Although far from conclusive, the initial experience with multipolar magnets suggests that they may indeed provide therapeutic benefit in select conditions, as 9 out of the 10 patients evaluated in this clinical series exhibited favorable responses to this intervention. That said, the authors recognize that in some cases, patients had received multiple treatments with differing modalities, so whether the clinical improvement was solely due to the effect of the magnets or due to a combination effect is not fully known. Although the precise mechanism of action remains unclear, research suggests that magnets may modulate changes in cellular metabolism.
Resting cell membrane potentials may even influence the manner in which pain signals are processed—not only in excitable cells such as muscle, neurons, and some endocrine cells, but also nonexcitable cells such as neuroglia and almost all other cells in the body. Abdul et al.21 discuss the potential influences of cellular resting membrane potentials on cellular proliferation, muscle contraction, wound healing, etc. In particular, they noted that resting electrical membrane potentials in electrophysiology equated to action potentials found in muscle cells.
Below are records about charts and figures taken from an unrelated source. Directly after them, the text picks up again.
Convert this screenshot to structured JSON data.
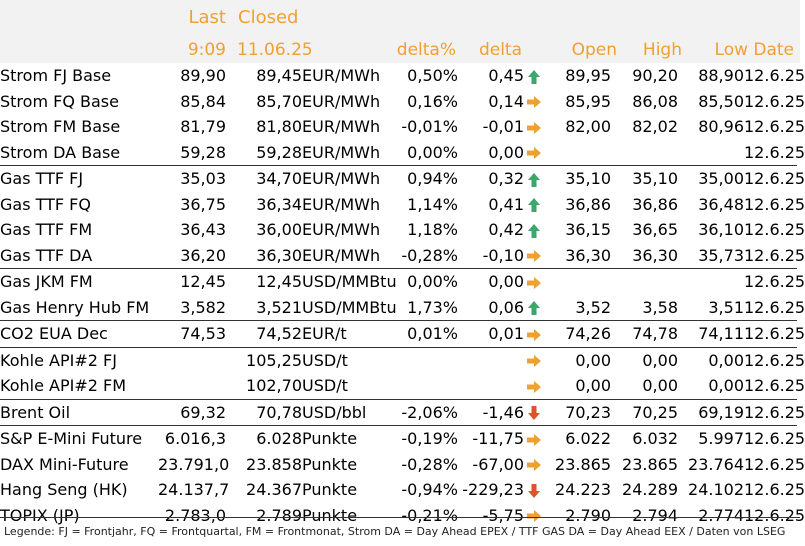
{
  "header": {
    "last_label": "Last",
    "closed_label": "Closed",
    "last_time": "9:09",
    "closed_date": "11.06.25",
    "delta_pct_label": "delta%",
    "delta_label": "delta",
    "open_label": "Open",
    "high_label": "High",
    "low_label": "Low",
    "date_label": "Date"
  },
  "colors": {
    "header_text": "#f0a030",
    "up": "#3aa76d",
    "flat": "#f0a030",
    "down": "#e0502a"
  },
  "rows": [
    {
      "name": "Strom FJ Base",
      "last": "89,90",
      "closed": "89,45",
      "unit": "EUR/MWh",
      "delta_pct": "0,50%",
      "delta": "0,45",
      "trend": "up",
      "open": "89,95",
      "high": "90,20",
      "low": "88,90",
      "date": "12.6.25",
      "sep": false
    },
    {
      "name": "Strom FQ Base",
      "last": "85,84",
      "closed": "85,70",
      "unit": "EUR/MWh",
      "delta_pct": "0,16%",
      "delta": "0,14",
      "trend": "flat",
      "open": "85,95",
      "high": "86,08",
      "low": "85,50",
      "date": "12.6.25",
      "sep": false
    },
    {
      "name": "Strom FM Base",
      "last": "81,79",
      "closed": "81,80",
      "unit": "EUR/MWh",
      "delta_pct": "-0,01%",
      "delta": "-0,01",
      "trend": "flat",
      "open": "82,00",
      "high": "82,02",
      "low": "80,96",
      "date": "12.6.25",
      "sep": false
    },
    {
      "name": "Strom DA Base",
      "last": "59,28",
      "closed": "59,28",
      "unit": "EUR/MWh",
      "delta_pct": "0,00%",
      "delta": "0,00",
      "trend": "flat",
      "open": "",
      "high": "",
      "low": "",
      "date": "12.6.25",
      "sep": false
    },
    {
      "name": "Gas TTF FJ",
      "last": "35,03",
      "closed": "34,70",
      "unit": "EUR/MWh",
      "delta_pct": "0,94%",
      "delta": "0,32",
      "trend": "up",
      "open": "35,10",
      "high": "35,10",
      "low": "35,00",
      "date": "12.6.25",
      "sep": true
    },
    {
      "name": "Gas TTF FQ",
      "last": "36,75",
      "closed": "36,34",
      "unit": "EUR/MWh",
      "delta_pct": "1,14%",
      "delta": "0,41",
      "trend": "up",
      "open": "36,86",
      "high": "36,86",
      "low": "36,48",
      "date": "12.6.25",
      "sep": false
    },
    {
      "name": "Gas TTF FM",
      "last": "36,43",
      "closed": "36,00",
      "unit": "EUR/MWh",
      "delta_pct": "1,18%",
      "delta": "0,42",
      "trend": "up",
      "open": "36,15",
      "high": "36,65",
      "low": "36,10",
      "date": "12.6.25",
      "sep": false
    },
    {
      "name": "Gas TTF DA",
      "last": "36,20",
      "closed": "36,30",
      "unit": "EUR/MWh",
      "delta_pct": "-0,28%",
      "delta": "-0,10",
      "trend": "flat",
      "open": "36,30",
      "high": "36,30",
      "low": "35,73",
      "date": "12.6.25",
      "sep": false
    },
    {
      "name": "Gas JKM FM",
      "last": "12,45",
      "closed": "12,45",
      "unit": "USD/MMBtu",
      "delta_pct": "0,00%",
      "delta": "0,00",
      "trend": "flat",
      "open": "",
      "high": "",
      "low": "",
      "date": "12.6.25",
      "sep": true
    },
    {
      "name": "Gas Henry Hub FM",
      "last": "3,582",
      "closed": "3,521",
      "unit": "USD/MMBtu",
      "delta_pct": "1,73%",
      "delta": "0,06",
      "trend": "up",
      "open": "3,52",
      "high": "3,58",
      "low": "3,51",
      "date": "12.6.25",
      "sep": false
    },
    {
      "name": "CO2 EUA Dec",
      "last": "74,53",
      "closed": "74,52",
      "unit": "EUR/t",
      "delta_pct": "0,01%",
      "delta": "0,01",
      "trend": "flat",
      "open": "74,26",
      "high": "74,78",
      "low": "74,11",
      "date": "12.6.25",
      "sep": true
    },
    {
      "name": "Kohle API#2 FJ",
      "last": "",
      "closed": "105,25",
      "unit": "USD/t",
      "delta_pct": "",
      "delta": "",
      "trend": "flat",
      "open": "0,00",
      "high": "0,00",
      "low": "0,00",
      "date": "12.6.25",
      "sep": true
    },
    {
      "name": "Kohle API#2 FM",
      "last": "",
      "closed": "102,70",
      "unit": "USD/t",
      "delta_pct": "",
      "delta": "",
      "trend": "flat",
      "open": "0,00",
      "high": "0,00",
      "low": "0,00",
      "date": "12.6.25",
      "sep": false
    },
    {
      "name": "Brent Oil",
      "last": "69,32",
      "closed": "70,78",
      "unit": "USD/bbl",
      "delta_pct": "-2,06%",
      "delta": "-1,46",
      "trend": "down",
      "open": "70,23",
      "high": "70,25",
      "low": "69,19",
      "date": "12.6.25",
      "sep": true
    },
    {
      "name": "S&P E-Mini Future",
      "last": "6.016,3",
      "closed": "6.028",
      "unit": "Punkte",
      "delta_pct": "-0,19%",
      "delta": "-11,75",
      "trend": "flat",
      "open": "6.022",
      "high": "6.032",
      "low": "5.997",
      "date": "12.6.25",
      "sep": true
    },
    {
      "name": "DAX Mini-Future",
      "last": "23.791,0",
      "closed": "23.858",
      "unit": "Punkte",
      "delta_pct": "-0,28%",
      "delta": "-67,00",
      "trend": "flat",
      "open": "23.865",
      "high": "23.865",
      "low": "23.764",
      "date": "12.6.25",
      "sep": false
    },
    {
      "name": "Hang Seng (HK)",
      "last": "24.137,7",
      "closed": "24.367",
      "unit": "Punkte",
      "delta_pct": "-0,94%",
      "delta": "-229,23",
      "trend": "down",
      "open": "24.223",
      "high": "24.289",
      "low": "24.102",
      "date": "12.6.25",
      "sep": false
    },
    {
      "name": "TOPIX (JP)",
      "last": "2.783,0",
      "closed": "2.789",
      "unit": "Punkte",
      "delta_pct": "-0,21%",
      "delta": "-5,75",
      "trend": "flat",
      "open": "2.790",
      "high": "2.794",
      "low": "2.774",
      "date": "12.6.25",
      "sep": false
    }
  ],
  "legend": "Legende: FJ = Frontjahr, FQ = Frontquartal, FM = Frontmonat, Strom DA = Day Ahead EPEX / TTF GAS DA = Day Ahead EEX / Daten von LSEG"
}
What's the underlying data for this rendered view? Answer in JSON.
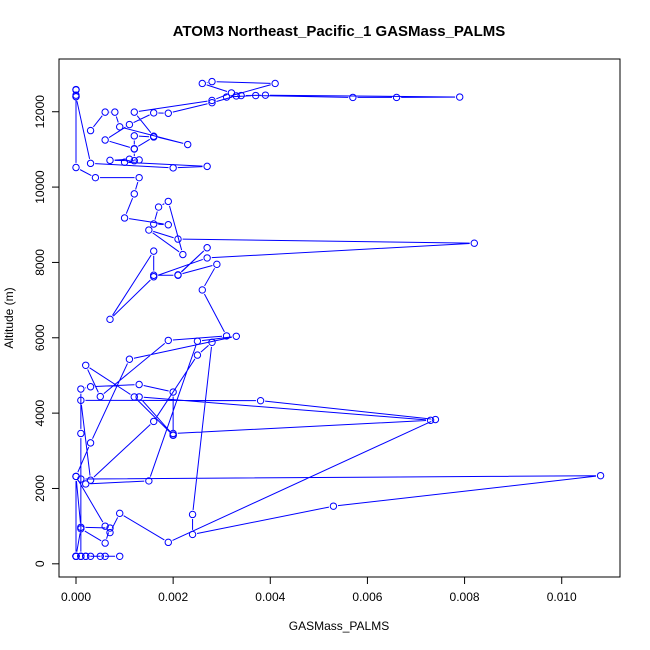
{
  "chart_data": {
    "type": "line",
    "title": "ATOM3 Northeast_Pacific_1 GASMass_PALMS",
    "xlabel": "GASMass_PALMS",
    "ylabel": "Altitude (m)",
    "xlim": [
      -0.00035,
      0.0112
    ],
    "ylim": [
      -350,
      13400
    ],
    "xticks": [
      0,
      0.002,
      0.004,
      0.006,
      0.008,
      0.01
    ],
    "xtick_labels": [
      "0.000",
      "0.002",
      "0.004",
      "0.006",
      "0.008",
      "0.010"
    ],
    "yticks": [
      0,
      2000,
      4000,
      6000,
      8000,
      10000,
      12000
    ],
    "ytick_labels": [
      "0",
      "2000",
      "4000",
      "6000",
      "8000",
      "10000",
      "12000"
    ],
    "grid": false,
    "legend": "none",
    "color": "#0000ff",
    "series": [
      {
        "x": [
          0.0,
          0.0,
          0.0001,
          0.0002,
          0.0003,
          0.0006,
          0.0009,
          0.0005,
          0.0002,
          0.0001,
          0.0,
          0.0,
          0.0001,
          0.0006,
          0.0007,
          0.0001,
          0.0,
          0.0006,
          0.0007,
          0.0009,
          0.0019,
          0.0074,
          0.0038,
          0.0001,
          0.0003,
          0.0016,
          0.0025,
          0.0028,
          0.0024,
          0.0024,
          0.0053,
          0.0108,
          0.0001,
          0.0002,
          0.0015,
          0.0025,
          0.0033,
          0.0011,
          0.0003,
          0.0,
          0.0,
          0.0001,
          0.0001,
          0.0001,
          0.0003,
          0.0013,
          0.002,
          0.002,
          0.0013,
          0.0073,
          0.002,
          0.002,
          0.0012,
          0.0002,
          0.0005,
          0.0019,
          0.0031,
          0.0026,
          0.0029,
          0.0021,
          0.0027,
          0.0021,
          0.0016,
          0.0016,
          0.0007,
          0.0016,
          0.0027,
          0.0082,
          0.0021,
          0.0015,
          0.0022,
          0.0019,
          0.0017,
          0.0016,
          0.0019,
          0.001,
          0.0012,
          0.0013,
          0.0004,
          0.0,
          0.0,
          0.0,
          0.0,
          0.0,
          0.0,
          0.0003,
          0.002,
          0.0027,
          0.001,
          0.0013,
          0.0011,
          0.0007,
          0.0012,
          0.0012,
          0.0012,
          0.0016,
          0.0012,
          0.0006,
          0.0011,
          0.0016,
          0.0019,
          0.0028,
          0.0033,
          0.0034,
          0.0039,
          0.0079,
          0.0066,
          0.0057,
          0.0037,
          0.0031,
          0.0041,
          0.0028,
          0.0026,
          0.0032,
          0.0028,
          0.0012,
          0.0016,
          0.0023,
          0.0009,
          0.0008,
          0.0006,
          0.0003
        ],
        "y": [
          200,
          200,
          200,
          200,
          200,
          200,
          200,
          200,
          200,
          200,
          200,
          200,
          930,
          550,
          950,
          970,
          2320,
          1000,
          830,
          1340,
          570,
          3830,
          4330,
          4340,
          2220,
          3780,
          5540,
          5880,
          1310,
          780,
          1530,
          2340,
          2250,
          2120,
          2200,
          5910,
          6040,
          5430,
          3210,
          2320,
          200,
          200,
          3460,
          4640,
          4700,
          4760,
          4560,
          3420,
          4430,
          3810,
          3460,
          3410,
          4430,
          5270,
          4440,
          5930,
          6050,
          7270,
          7950,
          7670,
          8390,
          7660,
          7660,
          8300,
          6490,
          7620,
          8120,
          8510,
          8620,
          8860,
          8210,
          9620,
          9470,
          9020,
          9000,
          9180,
          9820,
          10250,
          10250,
          10520,
          12440,
          12580,
          12590,
          12400,
          12400,
          10630,
          10510,
          10550,
          10660,
          10720,
          10740,
          10710,
          10700,
          11010,
          11360,
          11330,
          11020,
          11250,
          11660,
          11970,
          11960,
          12240,
          12420,
          12430,
          12440,
          12390,
          12380,
          12380,
          12430,
          12390,
          12750,
          12800,
          12750,
          12500,
          12300,
          11990,
          11350,
          11130,
          11600,
          11990,
          11990,
          11500
        ]
      }
    ]
  }
}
And although nonexcitable cells may not have action potentials, they often have steady-state resting potentials.21,22
Static magnetic therapy is not strong enough to initiate an action potential, but static magnetic therapy is probably able to modulate resting potentials, thereby eliciting various favorable physiological changes that could include upstream regulation of pain signalization. This was further supported by the study of Weintraub et al.23 who suggested that it might be possible that magnetic fields may also target ectopically firing nociceptors.
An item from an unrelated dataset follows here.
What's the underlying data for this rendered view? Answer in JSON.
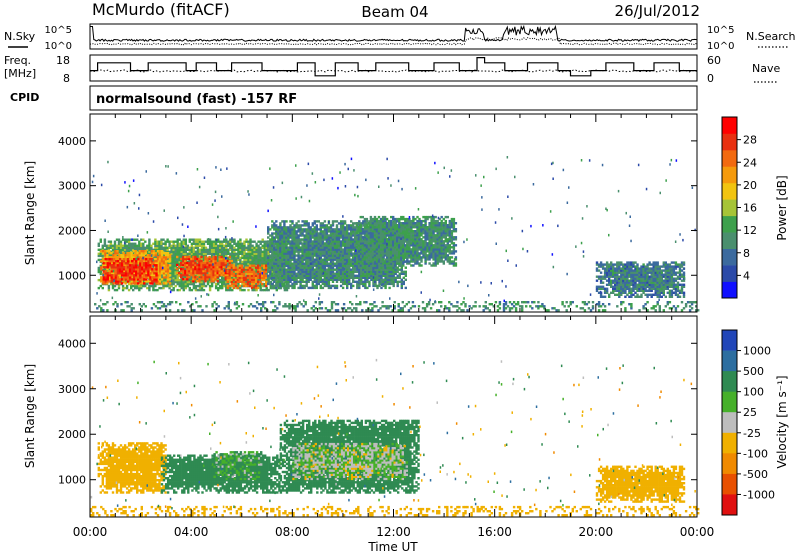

Throughout history, medical professionals, and laypersons alike have attempted to use the power of magnets for a wide range of diagnostic and therapeutic purposes. In some cases, their application has been recognized as an outright form of quackery, but there are other situations—such as Bryan Frank's article focusing on the use of biomagnetic pair therapy for the treatment of typhoid fever in a remote village in Kenya24—that could cause us to reconsider some longstanding views on pathophysiology and mechanisms of injury and disease. There are relatively few contraindications and no known pharmaceutical interactions, and as Frank noted, biomagnetic pair therapy may not be as “extreme” or as unusual a technique as one might presume, as it is apparently recognized as a “certified medical subject…by medical colleges in Mexico, Ecuador, Chile, and Spain.”24
CONCLUSIONS
The use of static multipolar magnets as an adjunct in the acupuncture clinic represents a novel area for further research as acupuncture points and local areas of pain appear susceptible and may benefit from magnetic field stimulation. In this case series, the analgesic effects were either absent, transient, or more sustained. Although the initial experiences are encouraging, future treatment recommendations would benefit from analyzing the results of well-designed randomized clinical trials using placebo devices that are not only authentic in appearance but also devoid of a magnetic field—something that was somewhat lacking in previous magnetic clinical research.
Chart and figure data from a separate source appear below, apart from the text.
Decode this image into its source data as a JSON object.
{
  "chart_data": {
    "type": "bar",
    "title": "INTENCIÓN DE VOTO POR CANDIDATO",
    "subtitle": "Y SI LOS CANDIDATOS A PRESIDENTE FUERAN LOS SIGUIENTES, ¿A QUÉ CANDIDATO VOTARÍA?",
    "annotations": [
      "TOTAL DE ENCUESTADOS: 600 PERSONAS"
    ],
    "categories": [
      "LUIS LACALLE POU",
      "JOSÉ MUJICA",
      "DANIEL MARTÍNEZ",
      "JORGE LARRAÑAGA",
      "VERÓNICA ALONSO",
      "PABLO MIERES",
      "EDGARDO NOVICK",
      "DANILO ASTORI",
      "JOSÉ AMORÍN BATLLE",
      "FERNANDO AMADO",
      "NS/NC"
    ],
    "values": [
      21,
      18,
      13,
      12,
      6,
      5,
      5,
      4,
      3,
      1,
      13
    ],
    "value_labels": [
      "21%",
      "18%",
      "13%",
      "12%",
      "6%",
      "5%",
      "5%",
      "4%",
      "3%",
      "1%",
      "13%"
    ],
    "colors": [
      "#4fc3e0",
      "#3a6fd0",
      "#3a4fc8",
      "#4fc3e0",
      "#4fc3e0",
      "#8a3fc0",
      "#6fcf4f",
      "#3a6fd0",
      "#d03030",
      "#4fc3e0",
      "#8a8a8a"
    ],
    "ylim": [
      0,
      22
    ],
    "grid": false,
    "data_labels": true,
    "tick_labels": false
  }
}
In short, although there are still many questions yet to be answered, it appears that multipolar magnets may provide beneficial results in certain conditions. Used appropriately, they are safe,5,8 highly portable,7,20 and could even have potential utility in austere and/or resource-constrained conditions.20
DISCLAIMER
The views expressed are those of the author and do not reflect the official policy or position of the Uniformed Services University of the Health Sciences, the Department of Defense, or the United States Government.
AUTHOR DISCLOSURE STATEMENT
No competing financial interests exist.
FUNDING INFORMATION
No funding was received or requested for this article.